State and federal governments will have just $5 billion to spend on the program and many expect that the limited resources and the high cost of covering very sick applicants could lead to steep premiums or force states to limit eligibility. Iowa, for instance — which will receive $35 million of the $5 billion federal pot — predicts that it will only have enough dollars to cover 975 sick residents and the federal government says that premiums will vary nationwide:
Prices will vary by state and type of coverage from a low of $140 a month to as much as $900, said Richard Popper, deputy director of a new insurance office at the federal Health and Human Services department. Officials provided details of the plan, which starts enrolling people Thursday.

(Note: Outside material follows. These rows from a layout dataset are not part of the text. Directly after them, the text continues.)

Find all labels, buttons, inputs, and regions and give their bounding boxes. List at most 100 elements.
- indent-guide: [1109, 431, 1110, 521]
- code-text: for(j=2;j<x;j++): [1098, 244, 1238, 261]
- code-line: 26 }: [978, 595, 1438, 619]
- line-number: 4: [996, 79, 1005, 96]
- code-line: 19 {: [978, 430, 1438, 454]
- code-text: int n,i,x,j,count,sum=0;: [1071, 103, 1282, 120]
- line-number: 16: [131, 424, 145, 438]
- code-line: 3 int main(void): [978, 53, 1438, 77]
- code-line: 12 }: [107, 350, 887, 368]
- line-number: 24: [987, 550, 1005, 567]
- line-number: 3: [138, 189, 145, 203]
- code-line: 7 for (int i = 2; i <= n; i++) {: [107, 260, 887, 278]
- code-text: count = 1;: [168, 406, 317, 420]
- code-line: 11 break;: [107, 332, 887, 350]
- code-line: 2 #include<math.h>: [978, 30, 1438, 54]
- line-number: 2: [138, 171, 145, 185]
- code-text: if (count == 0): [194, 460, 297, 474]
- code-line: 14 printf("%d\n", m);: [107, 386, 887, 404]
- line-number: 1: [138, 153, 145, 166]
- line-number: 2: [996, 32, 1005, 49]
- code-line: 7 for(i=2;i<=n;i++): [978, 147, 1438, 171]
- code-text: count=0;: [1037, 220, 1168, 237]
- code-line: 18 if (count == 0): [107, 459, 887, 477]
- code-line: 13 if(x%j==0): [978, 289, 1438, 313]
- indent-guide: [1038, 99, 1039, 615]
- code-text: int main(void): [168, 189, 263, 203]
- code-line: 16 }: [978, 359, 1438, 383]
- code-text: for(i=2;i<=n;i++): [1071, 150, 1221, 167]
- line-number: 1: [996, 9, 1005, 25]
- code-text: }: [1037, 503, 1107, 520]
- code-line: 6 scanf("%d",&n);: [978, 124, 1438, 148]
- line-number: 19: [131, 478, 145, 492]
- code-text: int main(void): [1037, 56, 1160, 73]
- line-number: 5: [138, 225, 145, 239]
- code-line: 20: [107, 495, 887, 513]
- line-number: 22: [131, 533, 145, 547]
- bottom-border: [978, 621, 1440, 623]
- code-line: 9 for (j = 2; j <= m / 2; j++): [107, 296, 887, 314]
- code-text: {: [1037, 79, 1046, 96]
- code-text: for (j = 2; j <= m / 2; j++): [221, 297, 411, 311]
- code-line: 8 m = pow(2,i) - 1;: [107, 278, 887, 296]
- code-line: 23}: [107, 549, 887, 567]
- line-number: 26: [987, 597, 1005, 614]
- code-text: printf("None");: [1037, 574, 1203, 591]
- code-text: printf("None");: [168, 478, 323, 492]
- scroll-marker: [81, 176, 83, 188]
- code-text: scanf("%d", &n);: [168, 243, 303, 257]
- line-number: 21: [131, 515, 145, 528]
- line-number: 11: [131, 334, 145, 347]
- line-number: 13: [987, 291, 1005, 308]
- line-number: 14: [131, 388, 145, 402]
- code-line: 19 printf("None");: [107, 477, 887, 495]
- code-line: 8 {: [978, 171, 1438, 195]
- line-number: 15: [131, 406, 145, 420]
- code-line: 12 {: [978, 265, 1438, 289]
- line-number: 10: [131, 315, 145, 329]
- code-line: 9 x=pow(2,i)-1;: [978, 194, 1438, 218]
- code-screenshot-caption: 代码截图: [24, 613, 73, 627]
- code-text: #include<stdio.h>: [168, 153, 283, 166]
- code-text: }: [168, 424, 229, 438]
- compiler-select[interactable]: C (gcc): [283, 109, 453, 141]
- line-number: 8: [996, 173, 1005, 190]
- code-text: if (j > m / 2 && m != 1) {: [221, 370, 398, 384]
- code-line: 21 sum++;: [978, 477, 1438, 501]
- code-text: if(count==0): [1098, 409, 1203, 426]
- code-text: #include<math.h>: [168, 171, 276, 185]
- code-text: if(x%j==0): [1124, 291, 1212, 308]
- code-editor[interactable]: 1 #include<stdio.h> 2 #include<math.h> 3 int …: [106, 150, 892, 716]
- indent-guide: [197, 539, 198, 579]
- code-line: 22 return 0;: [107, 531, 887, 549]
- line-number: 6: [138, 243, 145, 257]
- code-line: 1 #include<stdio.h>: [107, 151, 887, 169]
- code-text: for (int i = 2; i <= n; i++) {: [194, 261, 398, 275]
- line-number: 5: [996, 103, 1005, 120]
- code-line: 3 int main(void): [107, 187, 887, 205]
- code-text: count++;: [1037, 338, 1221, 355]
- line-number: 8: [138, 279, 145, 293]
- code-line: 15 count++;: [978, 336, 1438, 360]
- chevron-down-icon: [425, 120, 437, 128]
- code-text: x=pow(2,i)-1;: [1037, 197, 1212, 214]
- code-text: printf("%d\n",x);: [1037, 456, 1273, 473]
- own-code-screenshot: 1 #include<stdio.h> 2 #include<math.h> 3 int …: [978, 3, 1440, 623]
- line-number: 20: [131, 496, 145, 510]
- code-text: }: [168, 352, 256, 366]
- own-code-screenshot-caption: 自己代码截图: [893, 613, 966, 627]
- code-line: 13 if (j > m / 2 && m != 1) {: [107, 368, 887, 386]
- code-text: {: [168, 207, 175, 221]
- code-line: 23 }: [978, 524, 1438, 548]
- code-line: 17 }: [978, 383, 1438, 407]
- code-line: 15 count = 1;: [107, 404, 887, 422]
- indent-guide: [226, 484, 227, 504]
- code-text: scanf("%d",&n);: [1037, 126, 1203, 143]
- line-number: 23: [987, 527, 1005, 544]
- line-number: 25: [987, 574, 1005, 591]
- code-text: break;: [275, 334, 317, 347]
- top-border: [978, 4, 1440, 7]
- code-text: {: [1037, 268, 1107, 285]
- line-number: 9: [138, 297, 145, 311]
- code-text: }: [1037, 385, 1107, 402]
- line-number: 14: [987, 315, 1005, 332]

The price range is so wide because premiums will be keyed to standard individual health insurance rates in each state, which can differ dramatically because of medical costs and the scope of coverage. Independent experts estimate premiums will average around $400 to $600 a month. Younger people will pay less. “There are going to be meaningful premiums that are going to be required to stay in this plan … in the hundreds of dollars,” said Popper, with the Office of Consumer Information and Insurance Oversight.
The pools are an interim measure that will go away after the exchanges become operational in 2014, but if Democrats want to live up to the name of the health care law, they will have to figure out a way to appropriate more funds for the program. The Congressional Budget Office has concluded that the $5 billion will last for approximately two years and many states are worried what happens once that money runs out.
Nobody is protesting louder than the GOP. Last week, 28 Senate Republicans wrote to Health and Human Services Secretary Kathleen Sebelius arguing that the CBO findings are proof that the pools “will fail to provide the assistance promised by supporters of the new law” and this week the office of Rep. Dave Camp (R-MI) put out an entire release complaining about the lack of funds.
Their point is certainly well taken, but given their opposition to spending money on health reform and commitment to repealing the entire law, it’s hard to take seriously. After spending the last year and a half claiming that the government was spending too much money to reform health care and that it should put all of it back, the GOP is now accusing Democrats of not pumping enough money into the system. Should the Democrats move to add more money into into high risk pools, however, the Republicans will probably revert to their original criticism.